WARMINSTER REMEMBERS

WARMINSTER REMEMBERS

Remembrance Sunday is a day for the nation to remember and honour those who made the ultimate sacrifice to secure and protect our freedom. This year it took on an added significance as it marked the centenary of the Armistice that ended the First World War. Here at Warminster School, we usually commemorate the day with a whole school service on 11th November, but this year, for the first time, we joined forces with The Parish Church of Warminster St Denys and held a joint commemoration.

There was a strong feeling of warmth and camaraderie as the churchgoers, school pupils, parents and teachers gathered for this Service of Remembrance as a community. The Head Boy, Sam Broughton and Head Girl, Lucie Brinker jointly laid a wreath. Lucie is one of our German pupils and her involvement underlined the theme of reconciliation which was also in evidence at the Cenotaph in London when the President of Germany laid a wreath.

The Headmaster, Mark Mortimer, read The Act of Remembrance and the list of the thirty-nine former pupils and staff who gave their lives in the First World War. A considerable amount of work has gone into making sure that the list is accurate and that none of the fallen have been omitted.

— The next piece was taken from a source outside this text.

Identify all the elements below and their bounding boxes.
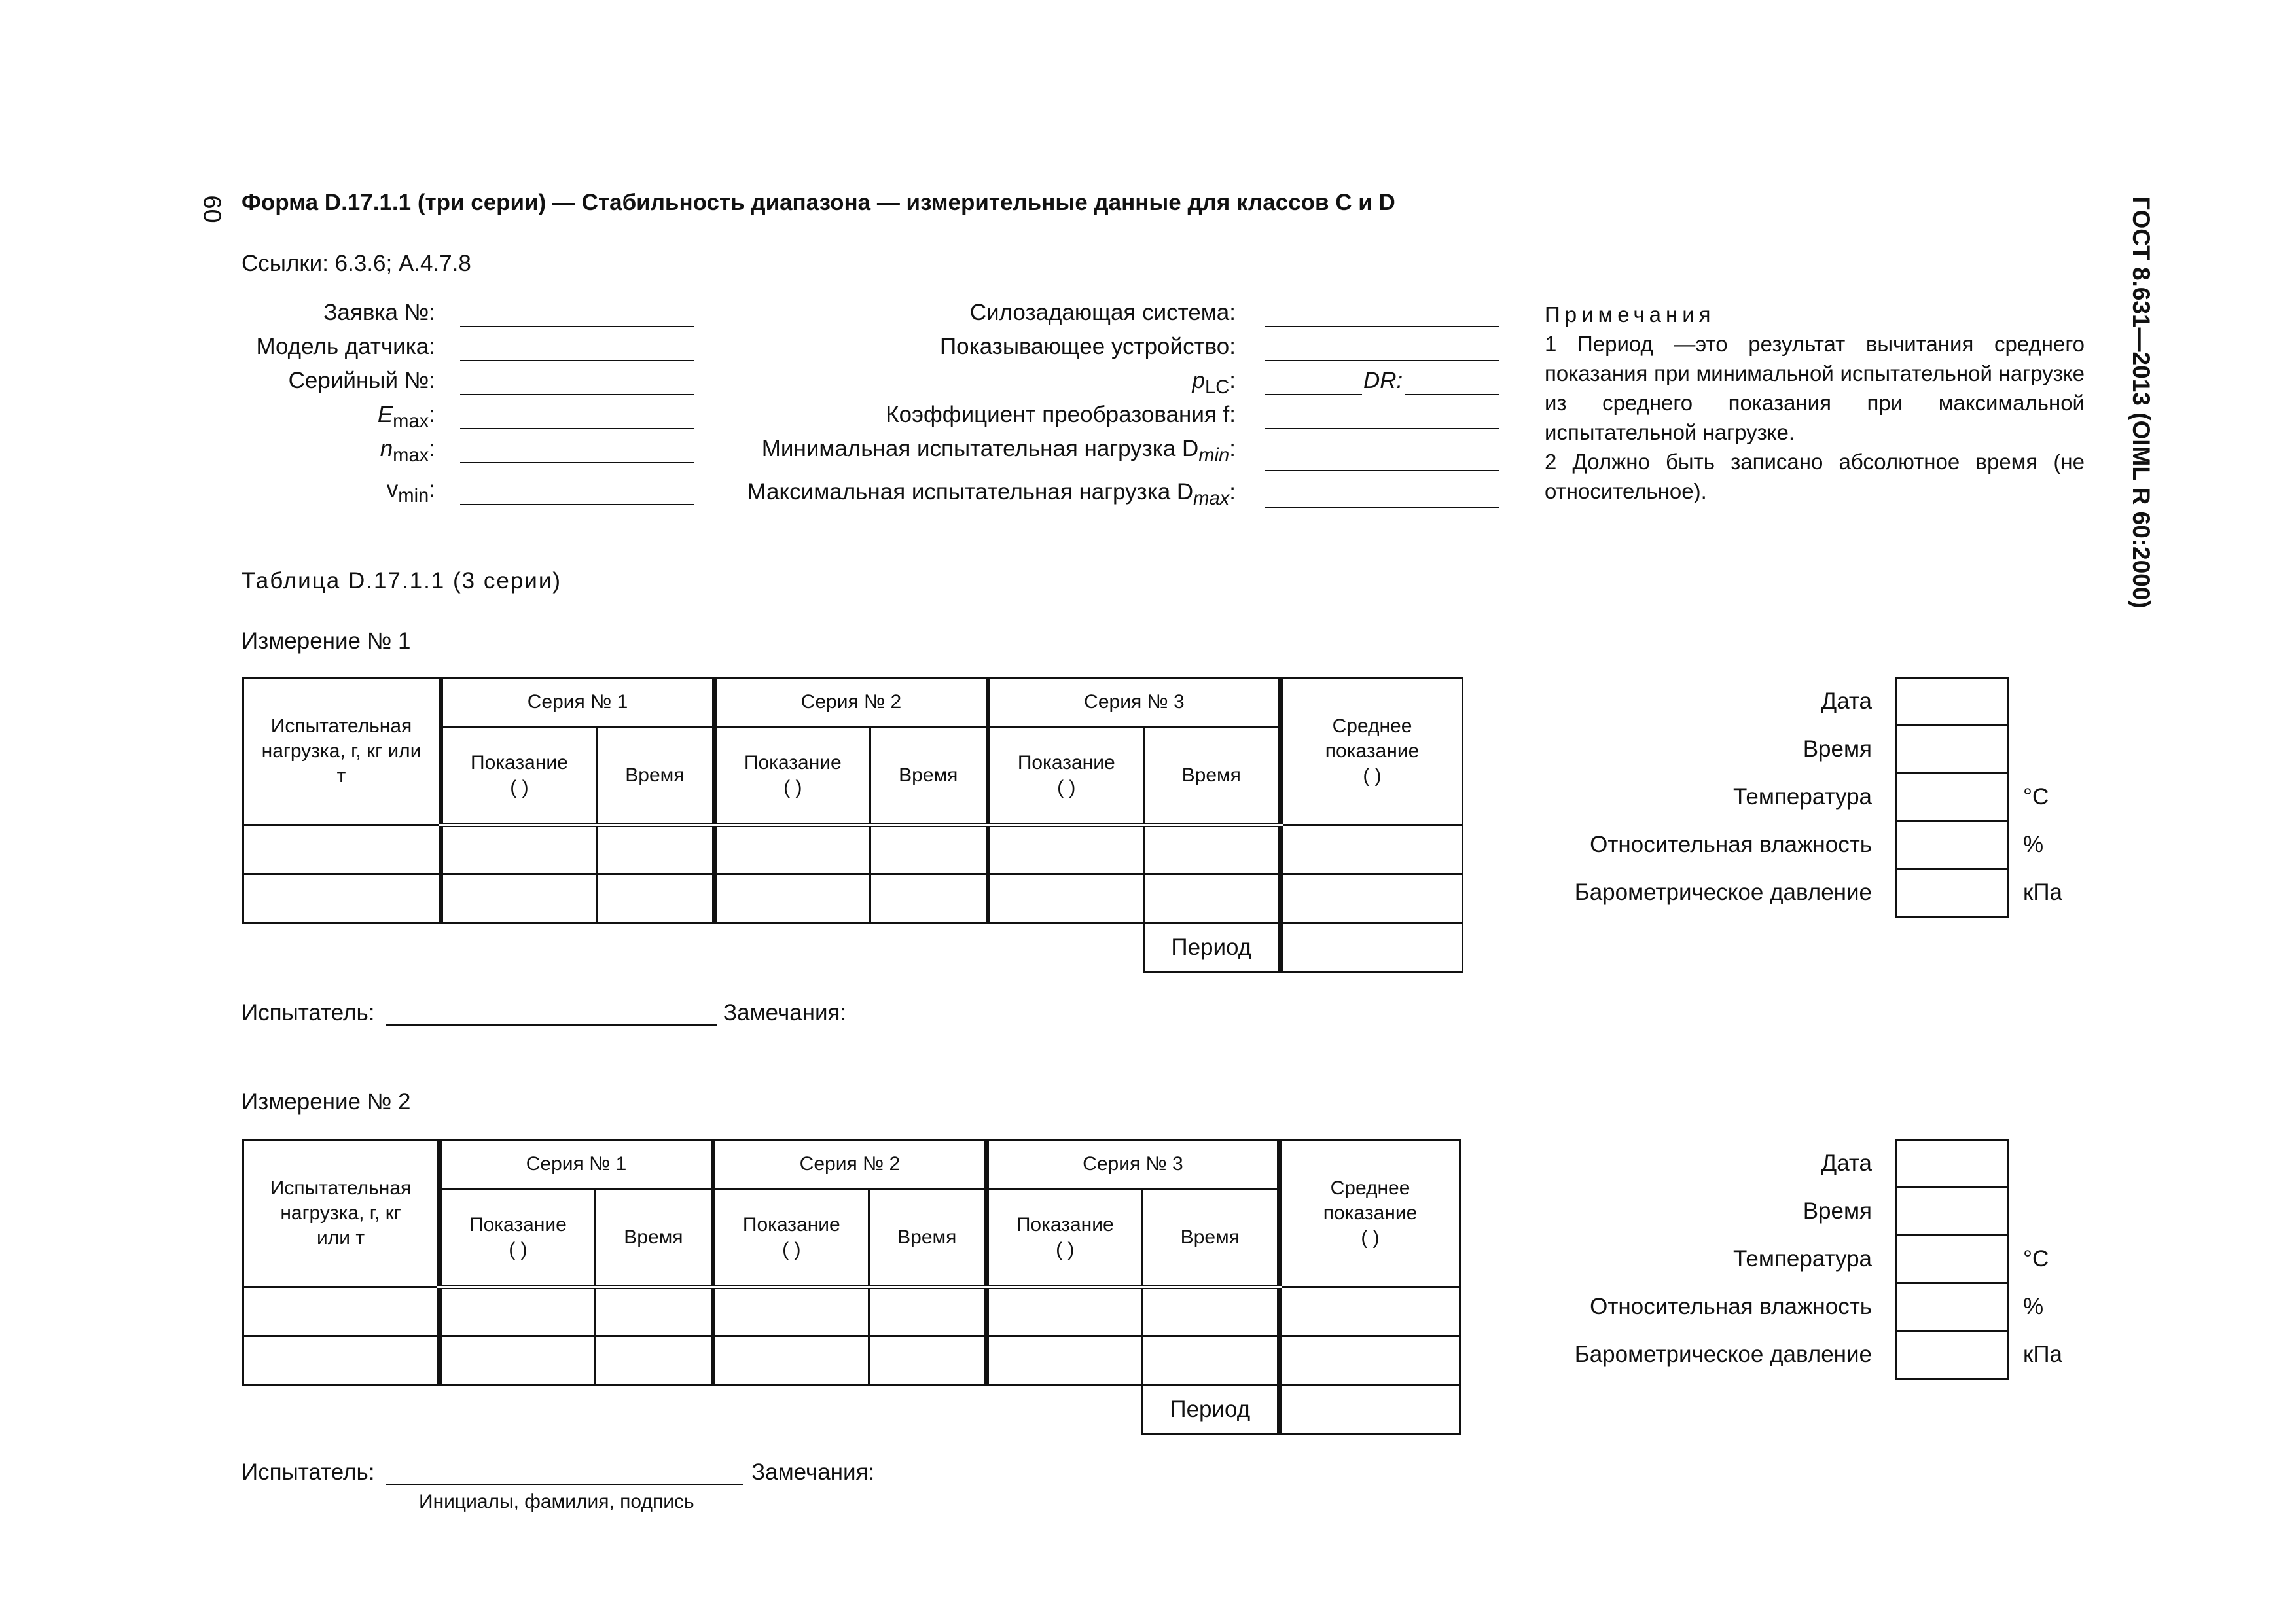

Major General Andrew Kennett, a Governor at the School, delivered the sermon and spoke with clarity and emotion. He made reference to the work of the soldier-poets Wilfred Owen and Siegfried Sassoon and their writings. Sassoon, who lived in Heytesbury, wrote poetry that both described the horrors of the trenches and satirised the patriotic pretensions of those who, in Sassoon's view, were responsible for a jingoism-fuelled war.

Gillian Walmsley had organised – in conjunction with the Woodland Trust and Wiltshire County Council as their tribute to the centenary – the delivery of thirty-nine trees for the School to plant in memory of the thirty-nine fallen. After the Service, General Kennett and the Headmaster planted the first of the trees on School House Lawn.

Simon Rossiter, Head of Design Technology, had produced a beautiful plaque for the first of the thirty nine, Second Lieutenant Philip Lister, who was at the School from 1912 to 1914. He died on 9th April 2017, the opening day of the Battle of Arras,  and is buried at Bucquoy Road Cemetery, Ficheux. He was the youngest Old Verlucian to die, aged just 17. The fact that he was younger than a number of our pupils was not lost on the congregation and the mood was suitably quiet and reflective.

The remaining thirty-eight trees will be planted around the school in a Memorial Trail over the coming weeks.